You've got too much in your one class. Move DoSomething/UndoSomething to another class ('Something'), and have an object of that class as part of class Foo, thusly:

class Foo
{
  public:
  Foo()
  {
    ...     
  }

  ~Foo()
  {
  } 

  private:
  class Something {
    Something() { DoSomething(); }
    ~Something() { UndoSomething(); }
  };
  Something s;
} 

Now, DoSomething has been called by the time Foo's constructor is called, and if Foo's constructor throws, then UndoSomething gets properly called.

Answer 5

try/catch is not code smell in general, it should be used to handle errors. In your case though, it would be code smell, because it's not handling an error, merely cleaning up. Thats what destructors are for.

(1) If everything in the destructor should be called when the constructor fails, simply move it to a private cleanup function, which is called by the destructor, and the constructor in the case of failure. This seems to be what you've already done. Good job.

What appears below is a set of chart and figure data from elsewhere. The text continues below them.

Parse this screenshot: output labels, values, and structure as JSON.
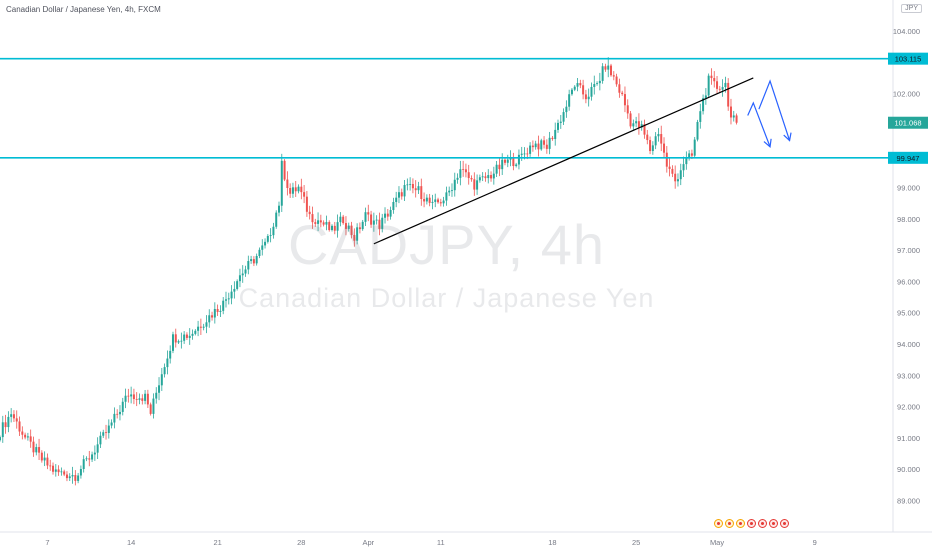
{
  "header": {
    "title": "Canadian Dollar / Japanese Yen, 4h, FXCM"
  },
  "currency_tag": "JPY",
  "watermark": {
    "symbol": "CADJPY, 4h",
    "name": "Canadian Dollar / Japanese Yen"
  },
  "colors": {
    "up": "#26a69a",
    "down": "#ef5350",
    "hline": "#00bcd4",
    "trendline": "#000000",
    "arrow": "#2962ff",
    "axis_text": "#787b86"
  },
  "chart_data": {
    "type": "candlestick",
    "title": "Canadian Dollar / Japanese Yen, 4h, FXCM",
    "ylim": [
      88.6,
      104.35
    ],
    "y_ticks": [
      89.0,
      90.0,
      91.0,
      92.0,
      93.0,
      94.0,
      95.0,
      96.0,
      97.0,
      98.0,
      99.0,
      100.0,
      101.0,
      102.0,
      104.0
    ],
    "y_tick_labels": [
      "89.000",
      "90.000",
      "91.000",
      "92.000",
      "93.000",
      "94.000",
      "95.000",
      "96.000",
      "97.000",
      "98.000",
      "99.000",
      "100.000",
      "101.000",
      "102.000",
      "104.000"
    ],
    "x_labels": [
      "7",
      "14",
      "21",
      "28",
      "Apr",
      "11",
      "18",
      "25",
      "May",
      "9"
    ],
    "key_points": [
      {
        "x": 0,
        "y": 91.2
      },
      {
        "x": 4,
        "y": 91.8
      },
      {
        "x": 9,
        "y": 91.0
      },
      {
        "x": 15,
        "y": 90.3
      },
      {
        "x": 20,
        "y": 89.9
      },
      {
        "x": 27,
        "y": 89.8
      },
      {
        "x": 33,
        "y": 90.5
      },
      {
        "x": 39,
        "y": 91.3
      },
      {
        "x": 46,
        "y": 92.4
      },
      {
        "x": 52,
        "y": 92.3
      },
      {
        "x": 54,
        "y": 91.8
      },
      {
        "x": 58,
        "y": 93.1
      },
      {
        "x": 62,
        "y": 94.2
      },
      {
        "x": 68,
        "y": 94.3
      },
      {
        "x": 74,
        "y": 94.8
      },
      {
        "x": 80,
        "y": 95.3
      },
      {
        "x": 86,
        "y": 96.2
      },
      {
        "x": 92,
        "y": 96.8
      },
      {
        "x": 96,
        "y": 97.3
      },
      {
        "x": 100,
        "y": 98.5
      },
      {
        "x": 101,
        "y": 99.7
      },
      {
        "x": 104,
        "y": 98.8
      },
      {
        "x": 107,
        "y": 99.0
      },
      {
        "x": 111,
        "y": 98.1
      },
      {
        "x": 115,
        "y": 97.9
      },
      {
        "x": 119,
        "y": 97.6
      },
      {
        "x": 123,
        "y": 98.0
      },
      {
        "x": 127,
        "y": 97.4
      },
      {
        "x": 131,
        "y": 98.1
      },
      {
        "x": 136,
        "y": 97.8
      },
      {
        "x": 140,
        "y": 98.3
      },
      {
        "x": 145,
        "y": 99.0
      },
      {
        "x": 150,
        "y": 98.9
      },
      {
        "x": 155,
        "y": 98.4
      },
      {
        "x": 160,
        "y": 98.7
      },
      {
        "x": 165,
        "y": 99.6
      },
      {
        "x": 170,
        "y": 99.1
      },
      {
        "x": 176,
        "y": 99.4
      },
      {
        "x": 181,
        "y": 99.8
      },
      {
        "x": 186,
        "y": 99.9
      },
      {
        "x": 191,
        "y": 100.4
      },
      {
        "x": 196,
        "y": 100.3
      },
      {
        "x": 202,
        "y": 101.4
      },
      {
        "x": 206,
        "y": 102.3
      },
      {
        "x": 210,
        "y": 101.9
      },
      {
        "x": 214,
        "y": 102.3
      },
      {
        "x": 217,
        "y": 102.9
      },
      {
        "x": 220,
        "y": 102.5
      },
      {
        "x": 223,
        "y": 101.9
      },
      {
        "x": 226,
        "y": 101.1
      },
      {
        "x": 230,
        "y": 100.9
      },
      {
        "x": 233,
        "y": 100.2
      },
      {
        "x": 236,
        "y": 100.8
      },
      {
        "x": 239,
        "y": 99.7
      },
      {
        "x": 242,
        "y": 99.2
      },
      {
        "x": 245,
        "y": 99.8
      },
      {
        "x": 248,
        "y": 100.0
      },
      {
        "x": 251,
        "y": 101.5
      },
      {
        "x": 254,
        "y": 102.4
      },
      {
        "x": 257,
        "y": 102.2
      },
      {
        "x": 260,
        "y": 102.3
      },
      {
        "x": 262,
        "y": 101.2
      },
      {
        "x": 264,
        "y": 101.07
      }
    ],
    "last_price": 101.068
  },
  "drawings": {
    "resistance": {
      "price": 103.115,
      "label": "103.115"
    },
    "support": {
      "price": 99.947,
      "label": "99.947"
    },
    "last_price_label": "101.068",
    "trendline": {
      "from": {
        "x": 134,
        "y": 97.2
      },
      "to": {
        "x": 270,
        "y": 102.5
      }
    },
    "projection_a": [
      {
        "x": 272,
        "y": 101.5
      },
      {
        "x": 276,
        "y": 102.4
      },
      {
        "x": 283,
        "y": 100.5
      }
    ],
    "projection_b": [
      {
        "x": 268,
        "y": 101.3
      },
      {
        "x": 270,
        "y": 101.7
      },
      {
        "x": 276,
        "y": 100.3
      }
    ]
  },
  "event_icons": [
    "jp-event-icon",
    "jp-event-icon",
    "jp-event-icon",
    "ca-event-icon",
    "ca-event-icon",
    "ca-event-icon",
    "ca-event-icon"
  ]
}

(2) A better idea is: If there's multiple do/undo pairs that can destruct seperately, they ought to be wrapped in their own little RAII class, which does it's minitask, and cleans up after itself. I dislike your current idea of giving it an optional cleanup pointer function, that's just confusing. The cleanup should always be paired with the initialization, that's the core concept of RAII.